I thought Republican Texas Sen. Dan Patrick's Senate Bill 1128 was going after ethnic studies.
Turns out he's going after rock 'n' roll instead.
At least that's what one of his staff members told the Librotraficantes on March 14 when we visited Dan Patrick's office. This bill was created to save the University of Texas, Texas A&M University and other Texas colleges from offering "The History of Rock and Roll" as a course that fully meets the history requirement to graduate.
But Sen. Patrick has facts to back himself up.
Hold on. I don't want the KISS Army mad at me. I'm trying to wrap my head around this, too.
Dan Patrick based his bill on The National Association of Scholars (NAS) report, "Recasting History: Are Race, Class, and Gender Dominating American History?" I read the report to find out what Republicans are reading.
The report does not directly implicate rock 'n' roll but the NAS report does criticize the Narrative of the Life of Frederick Douglass: An American Slave for being too much about race.
Obviously any good rock 'n' roll professor would have to discuss how African-American blues musicians and gospel artists inspired Elvis Presley, and, thus, bring up race. So that must be really why it has to go.
Of course, a great rock 'n' roll professor would also discuss legendary Chicano musician Carlos Santana of "Black Magic Woman" fame (that song seems to also bring up gender -- another "no no" in the NAS report), and the best rock 'n' roll professor ever would know that the biggest Chicano musician of all time was Jerry Garcia from the Grateful Dead.
Yes, Dead Heads, TX SB1128 is the "No Grateful Dead/No Day of the Dead" Bill.
I must confess that with my filthy mind, I would love to take that class, but only for full college credit.
No word on if Patrick's bill will effect dancing on the UT campus or if rock 'n' roll will be replaced by banjo music -- it is, after all, Texas.
The report and Dan Patrick keep talking about creating "comprehensive history courses."
What can you talk about in these comprehensive courses if you can't talk about race, gender, class... or rock 'n' roll history... or even baseball?
This one is a bit confusing since Sen.
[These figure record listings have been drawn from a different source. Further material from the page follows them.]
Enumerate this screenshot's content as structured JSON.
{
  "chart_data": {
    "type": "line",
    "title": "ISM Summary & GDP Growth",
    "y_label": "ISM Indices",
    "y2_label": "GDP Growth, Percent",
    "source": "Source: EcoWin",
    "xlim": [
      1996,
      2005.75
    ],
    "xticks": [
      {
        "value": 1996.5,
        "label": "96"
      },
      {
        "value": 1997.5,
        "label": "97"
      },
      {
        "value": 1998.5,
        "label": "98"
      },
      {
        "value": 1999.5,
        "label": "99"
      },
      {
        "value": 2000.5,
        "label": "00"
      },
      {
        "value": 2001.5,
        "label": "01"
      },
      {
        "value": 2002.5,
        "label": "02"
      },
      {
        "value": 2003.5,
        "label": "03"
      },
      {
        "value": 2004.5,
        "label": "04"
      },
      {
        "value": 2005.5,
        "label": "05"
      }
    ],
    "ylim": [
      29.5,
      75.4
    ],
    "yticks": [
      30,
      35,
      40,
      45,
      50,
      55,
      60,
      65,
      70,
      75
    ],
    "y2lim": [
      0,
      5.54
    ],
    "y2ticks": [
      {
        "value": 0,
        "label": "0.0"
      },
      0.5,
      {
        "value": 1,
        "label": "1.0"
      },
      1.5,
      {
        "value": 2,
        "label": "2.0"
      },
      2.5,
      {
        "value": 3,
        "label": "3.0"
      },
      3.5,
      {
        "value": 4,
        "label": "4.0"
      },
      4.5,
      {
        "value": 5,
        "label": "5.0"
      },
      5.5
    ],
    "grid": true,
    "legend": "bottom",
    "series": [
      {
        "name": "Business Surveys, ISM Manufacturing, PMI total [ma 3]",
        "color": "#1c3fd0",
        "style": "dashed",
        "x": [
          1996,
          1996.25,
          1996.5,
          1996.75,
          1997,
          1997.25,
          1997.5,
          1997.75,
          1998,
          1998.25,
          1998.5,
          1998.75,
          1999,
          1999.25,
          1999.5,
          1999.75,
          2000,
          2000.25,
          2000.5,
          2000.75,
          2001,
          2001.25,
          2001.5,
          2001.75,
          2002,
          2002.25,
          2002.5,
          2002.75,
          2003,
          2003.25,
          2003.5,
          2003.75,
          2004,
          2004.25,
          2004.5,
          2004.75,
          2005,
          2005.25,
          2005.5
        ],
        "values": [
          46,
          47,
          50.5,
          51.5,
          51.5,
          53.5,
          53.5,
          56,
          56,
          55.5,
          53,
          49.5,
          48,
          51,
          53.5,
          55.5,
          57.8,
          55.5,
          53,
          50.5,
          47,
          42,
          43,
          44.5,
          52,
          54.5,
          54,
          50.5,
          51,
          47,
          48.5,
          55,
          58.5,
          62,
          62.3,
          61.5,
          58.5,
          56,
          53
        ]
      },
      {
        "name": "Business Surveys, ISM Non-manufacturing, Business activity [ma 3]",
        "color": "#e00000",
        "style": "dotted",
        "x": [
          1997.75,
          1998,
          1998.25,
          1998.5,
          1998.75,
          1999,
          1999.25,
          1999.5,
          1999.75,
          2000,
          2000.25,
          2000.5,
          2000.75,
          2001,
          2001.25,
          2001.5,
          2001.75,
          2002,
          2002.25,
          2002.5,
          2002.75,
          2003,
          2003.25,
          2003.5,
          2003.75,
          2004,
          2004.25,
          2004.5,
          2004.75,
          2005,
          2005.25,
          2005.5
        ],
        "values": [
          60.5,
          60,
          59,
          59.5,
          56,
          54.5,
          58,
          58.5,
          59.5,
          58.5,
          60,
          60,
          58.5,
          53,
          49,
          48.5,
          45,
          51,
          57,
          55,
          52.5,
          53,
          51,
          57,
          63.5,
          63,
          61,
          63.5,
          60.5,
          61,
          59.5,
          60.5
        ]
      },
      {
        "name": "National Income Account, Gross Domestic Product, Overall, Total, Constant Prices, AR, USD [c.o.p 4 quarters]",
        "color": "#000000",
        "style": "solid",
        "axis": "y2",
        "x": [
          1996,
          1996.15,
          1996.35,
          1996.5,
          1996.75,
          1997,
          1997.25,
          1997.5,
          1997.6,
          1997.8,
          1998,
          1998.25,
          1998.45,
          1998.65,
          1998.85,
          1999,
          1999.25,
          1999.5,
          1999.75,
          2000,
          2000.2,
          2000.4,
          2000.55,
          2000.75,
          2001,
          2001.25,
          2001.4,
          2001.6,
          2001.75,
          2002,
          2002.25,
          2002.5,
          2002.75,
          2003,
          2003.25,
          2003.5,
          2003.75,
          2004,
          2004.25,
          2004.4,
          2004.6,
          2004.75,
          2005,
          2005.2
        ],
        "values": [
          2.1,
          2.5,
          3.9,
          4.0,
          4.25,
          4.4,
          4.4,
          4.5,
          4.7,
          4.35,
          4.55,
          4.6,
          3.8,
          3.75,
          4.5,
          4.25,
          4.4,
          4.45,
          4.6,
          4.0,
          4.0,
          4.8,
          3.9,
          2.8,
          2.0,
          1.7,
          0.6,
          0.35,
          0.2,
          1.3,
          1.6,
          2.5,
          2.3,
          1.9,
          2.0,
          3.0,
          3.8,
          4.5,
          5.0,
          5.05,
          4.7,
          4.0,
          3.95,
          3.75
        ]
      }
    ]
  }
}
Patrick is a baseball fan. When we walked into his office in Austin, the first thing I noticed was the encased Yale baseball jersey, signed by George Bush, hanging on his wall.
Although baseball is not named in the NAS report, baseball probably can't be a topic for the comprehensive history course Patrick is dreaming up since the NAS report criticized the book Jackie Robinson and the American Dilemma for being too much about race.
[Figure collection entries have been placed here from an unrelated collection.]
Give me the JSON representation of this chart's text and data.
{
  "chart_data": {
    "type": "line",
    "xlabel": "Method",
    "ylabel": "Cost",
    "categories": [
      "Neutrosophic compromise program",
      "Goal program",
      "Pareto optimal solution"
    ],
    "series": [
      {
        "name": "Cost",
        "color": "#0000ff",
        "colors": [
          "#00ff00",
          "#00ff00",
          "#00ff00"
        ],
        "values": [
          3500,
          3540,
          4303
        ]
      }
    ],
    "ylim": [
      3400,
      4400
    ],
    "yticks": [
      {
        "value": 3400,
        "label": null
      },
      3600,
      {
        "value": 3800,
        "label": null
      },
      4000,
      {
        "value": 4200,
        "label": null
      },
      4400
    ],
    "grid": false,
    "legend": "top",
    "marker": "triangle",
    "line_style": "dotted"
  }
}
Yes, it's a very confusing law, even though it's only two pages long -- and there are two of them.
Republican Texas House Representative Giovanni Capriglione wrote the identical House Bill 1938 (HB1938). In school, we call that plagiarism. In politics, must we call that... serendipity?
Now, let's suppose I was a professor of one of these comprehensive history courses that Capriglione and Patrick want to create, as inspired by the National Association of Scholars. And let's suppose that two students both turn in the exact same essays. Of course, they turn them in two days apart. They also have different titles, yet they are both worded exactly the same and both students insist neither is about eradicating ethnic studies, I might be suspicious.
As a Librotraficante who has spent the last year smuggling books banned by Arizona Gov. Jan Brewer's oppressive Arizona House Bill 2281, the legal trigger to prohibit Mexican-American Studies in her state, TXSB1128 reeks of her cheap perfume and sulfur: it micromanages the class room, it's very vague, and it raises more questions than answers. It will also make History boring.
The Librotraficantes met in person with Capriglione himself and a member of Patrick's staff. Both say the Republican legislators did not work together on this or are familiar with the legislation enacted by Arizona Republican Governor Jan Brewer. They must not own televisions.
Then which misfit muses whispered into both of their ears and "inspired" them to write the exact same bill?
This course is so comprehensive that it stops just short of discussing race, gender, or class?
Then which muses will design these incomprehensible comprehensive history courses?
What else have those muses designed: entire curriculums, standardized testing kits for high school exit exams, college entrance exams, college exit exams?
There are just too many questions and loose ends for me to trust the educational system to SB2811, HB1938 or anyone who supports these bills.
And really, does the Republican Party want to be known as the anti-"Grateful Dead and Day of the Dead" party?